Taste controversy

By ayr May 5, 2017

I was speaking at an event called the Future of Food at the Museum of Science. This was a collection of really interesting food folks. People who do food on TV. Michael Davis from James Beard who did the America Pavilion at the World’s Fair. A woman (I can’t remember her name) who ran product development for Starbucks. Farmers. A bunch of different food people.

During my panel we were asked what we think is the #1 most important thing we see changing the food landscape in the future. I said taste. I think that many of the issues we see and feel concerned about center around taste. The more we all focus on making food taste better the better our food systems will perform, for our bodies, for our environment, for our communities.

And here’s the funny part, I totally hit a nerve. I wasn’t expecting that at all. There were a bunch of folks raising their hands in the audience. It couldn’t happen. People don’t care what food tastes like and you can fool them with artificial and natural flavors (Starbucks Product Dev person, no joke). I was classist. It had people upset. And after the panel people came up to me.

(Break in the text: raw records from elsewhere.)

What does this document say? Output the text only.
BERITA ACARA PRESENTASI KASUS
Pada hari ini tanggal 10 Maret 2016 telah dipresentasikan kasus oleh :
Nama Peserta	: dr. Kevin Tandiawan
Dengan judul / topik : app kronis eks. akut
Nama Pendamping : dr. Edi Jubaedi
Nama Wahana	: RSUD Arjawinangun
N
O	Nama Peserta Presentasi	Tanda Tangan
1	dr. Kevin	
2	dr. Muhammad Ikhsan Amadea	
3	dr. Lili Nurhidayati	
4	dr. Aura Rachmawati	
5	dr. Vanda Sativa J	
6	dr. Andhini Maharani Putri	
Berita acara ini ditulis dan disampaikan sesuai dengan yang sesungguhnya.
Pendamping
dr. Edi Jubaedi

Upset. It was such a strong reaction Wanda, my CFO, who happened to be in the audience, stood up to testify that yes, she has seen what I’m talking about. That people really do care what things taste like, and that we can all improve our palettes. And that when we do we eat more carefully, and eat better foods.

It was surprising to me. And I’ve been thinking on it since. And I still have no idea! Such a puzzle. Maybe because so much of the past 50 years of food hasn’t been about taste. Maybe because people in the industry just believe customers don’t care about taste and that’s why it’s OK to peddle terrible tasting foods. I don’t know. But there’s something I need to understand better.